Digital Signage has become a very popular way for businesses to advertise and promote themselves. However, due to the nature of the medium, it is often quite difficult to quantify the return of investment (ROI) of digital signage. In some cases, such as digital menu boards and digital signage within grocery stores, it is easier to see the direct impact of installing digital signage. On the other hand, other uses of digital signage may not have such obvious indications.
ROI vs ROO
Digital signage ROI can mostly be measured through either sales or savings measurement indicators. As discussed above, you can track the sales trends and compare the variation in the quantity of products sold over time with digital signage. Similarly, you can compare the average transaction value before and after the digital signage adoption.
Another way you can track your digital signage ROI is through potential savings measurement indicators. These indicators could be, for example, the savings in advertising between digital signage and other advertising method over a prolonged amount of time. Digital signage is not only more versatile than traditional signage, it can also save you a lot of money that you would have spent on printing, for example. It is clear that ROI thus refers to the hard gains and loses experienced by your business.
On the other hand, return on objective (ROO), has proven to be a useful measurement for any digital marketing campaign. To calculate ROO for your digital signage network, clearly define your key objectives and expected outcomes. These objectives should be specific and measurable. You can then compare your overall performance or the outcome of the implementation of the digital signage to your key objectives.

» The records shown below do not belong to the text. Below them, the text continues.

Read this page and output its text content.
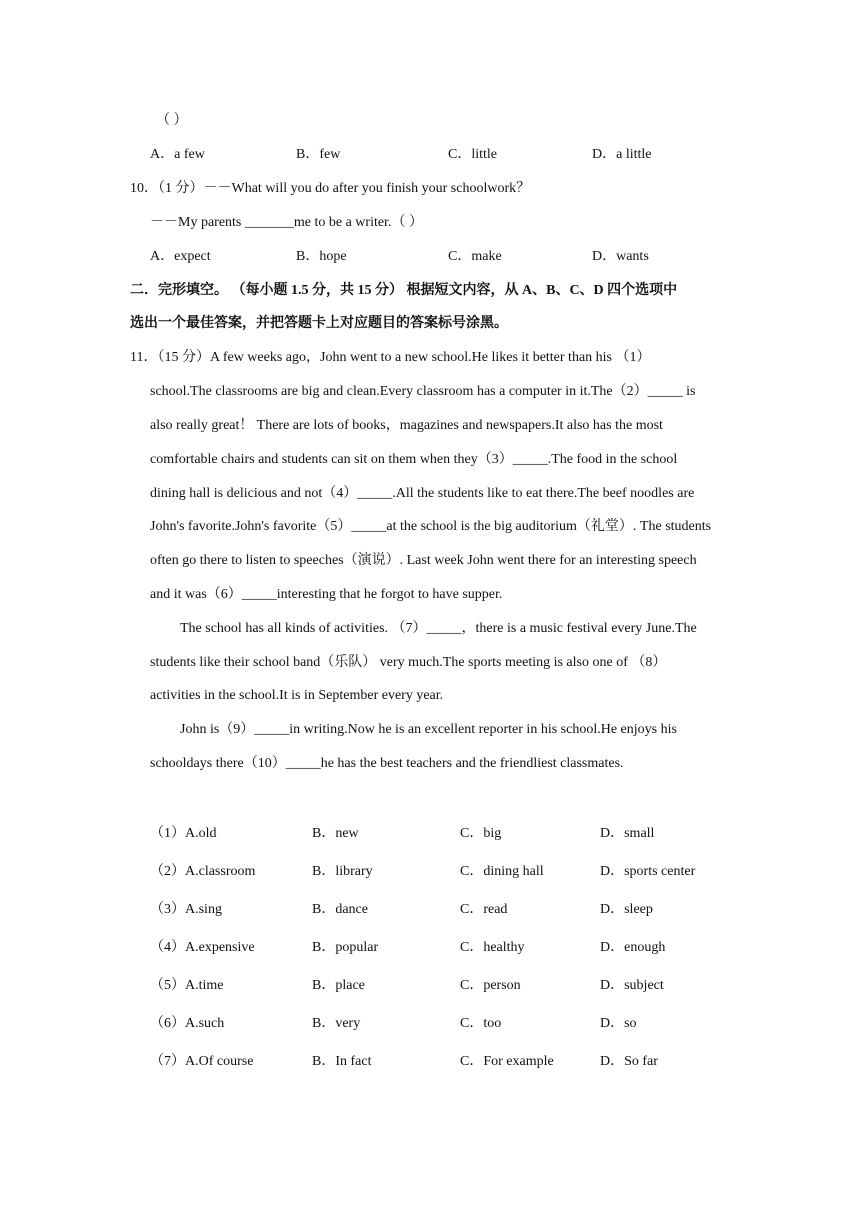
（ ）
A．a few	B．few	C．little	D．a little
10．（1 分）－－What will you do after you finish your schoolwork？
－－My parents _______me to be a writer.（ ）
A．expect	B．hope	C．make	D．wants
二．完形填空。 （每小题 1.5 分，共 15 分） 根据短文内容，从 A、B、C、D 四个选项中
选出一个最佳答案，并把答题卡上对应题目的答案标号涂黑。
11．（15 分）A few weeks ago，John went to a new school.He likes it better than his （1）
school.The classrooms are big and clean.Every classroom has a computer in it.The（2）_____ is
also really great！ There are lots of books，magazines and newspapers.It also has the most
comfortable chairs and students can sit on them when they（3）_____.The food in the school
dining hall is delicious and not（4）_____.All the students like to eat there.The beef noodles are
John's favorite.John's favorite（5）_____at the school is the big auditorium（礼堂）. The students
often go there to listen to speeches（演说）. Last week John went there for an interesting speech
and it was（6）_____interesting that he forgot to have supper.
The school has all kinds of activities. （7）_____，there is a music festival every June.The
students like their school band（乐队） very much.The sports meeting is also one of （8）
activities in the school.It is in September every year.
John is（9）_____in writing.Now he is an excellent reporter in his school.He enjoys his
schooldays there（10）_____he has the best teachers and the friendliest classmates.
（1）A.old	B．new	C．big	D．small
（2）A.classroom	B．library	C．dining hall	D．sports center
（3）A.sing	B．dance	C．read	D．sleep
（4）A.expensive	B．popular	C．healthy	D．enough
（5）A.time	B．place	C．person	D．subject
（6）A.such	B．very	C．too	D．so
（7）A.Of course	B．In fact	C．For example	D．So far
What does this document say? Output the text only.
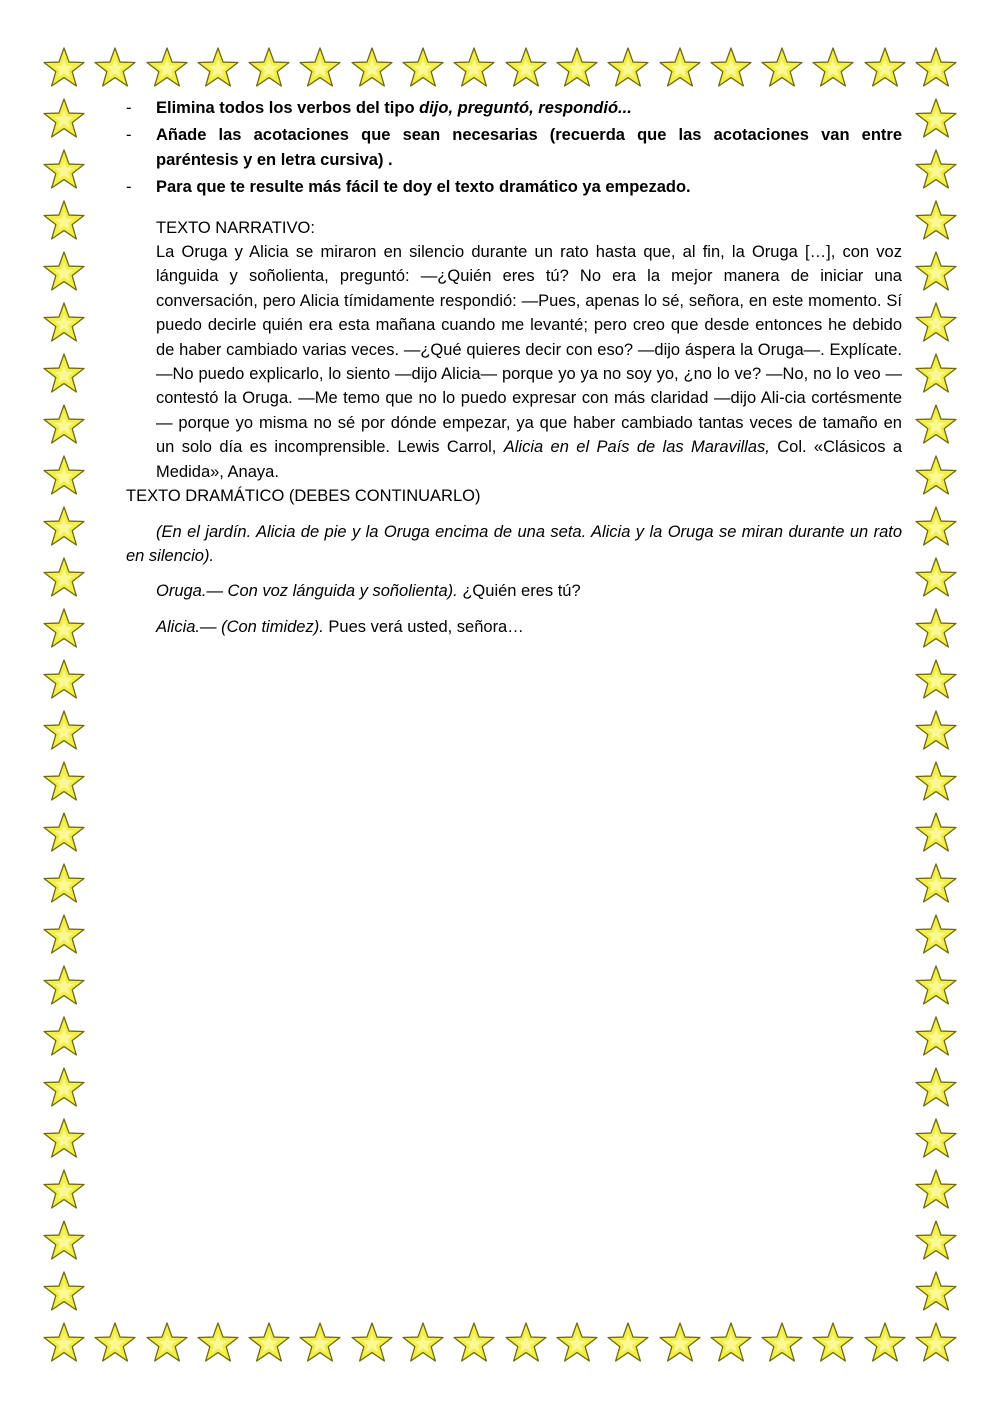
- Elimina todos los verbos del tipo dijo, preguntó, respondió...
- Añade las acotaciones que sean necesarias (recuerda que las acotaciones van entre paréntesis y en letra cursiva) .
- Para que te resulte más fácil te doy el texto dramático ya empezado.

TEXTO NARRATIVO:

La Oruga y Alicia se miraron en silencio durante un rato hasta que, al fin, la Oruga […], con voz lánguida y soñolienta, preguntó: —¿Quién eres tú? No era la mejor manera de iniciar una conversación, pero Alicia tímidamente respondió: —Pues, apenas lo sé, señora, en este momento. Sí puedo decirle quién era esta mañana cuando me levanté; pero creo que desde entonces he debido de haber cambiado varias veces. —¿Qué quieres decir con eso? —dijo áspera la Oruga—. Explícate. —No puedo explicarlo, lo siento —dijo Alicia— porque yo ya no soy yo, ¿no lo ve? —No, no lo veo —contestó la Oruga. —Me temo que no lo puedo expresar con más claridad —dijo Ali-cia cortésmente— porque yo misma no sé por dónde empezar, ya que haber cambiado tantas veces de tamaño en un solo día es incomprensible. Lewis Carrol, Alicia en el País de las Maravillas, Col. «Clásicos a Medida», Anaya.

TEXTO DRAMÁTICO (DEBES CONTINUARLO)

(En el jardín. Alicia de pie y la Oruga encima de una seta. Alicia y la Oruga se miran durante un rato en silencio).

Oruga.— Con voz lánguida y soñolienta). ¿Quién eres tú?

Alicia.— (Con timidez). Pues verá usted, señora…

ROO is best used when the primary objective of your digital signage is to improve internal communications or to improve the customer experience.
Ask your customers
Customer satisfaction is also a very important aspect of running a business. A more qualitative way to measure the value of your digital signage is to measure the positive feedback you receive from customers before and after the installation. The easiest way to do so is by simply observing customers in your business. How long do customers spend looking at your digital signs? How many of them were prompted to buy something you advertised?
Another, more involved type of ROI measurement involves conducting surveys or interviews and recording people’s responses. For example, did they notice the digital signs? Did they find them helpful? This way you can have a deeper understanding of customer behaviour and make better business decisions going forward.
The best thing to do when calculating digital signage ROI is to keep things simple. You first need to understand what your objectives are and what metrics you actually would like to measure. From there you need to look at outcomes and compare. Ultimately there are dozens of types of indicators—both qualitative and quantitative—that you can use that can be very effective measurements of the success of your digital signage solutions.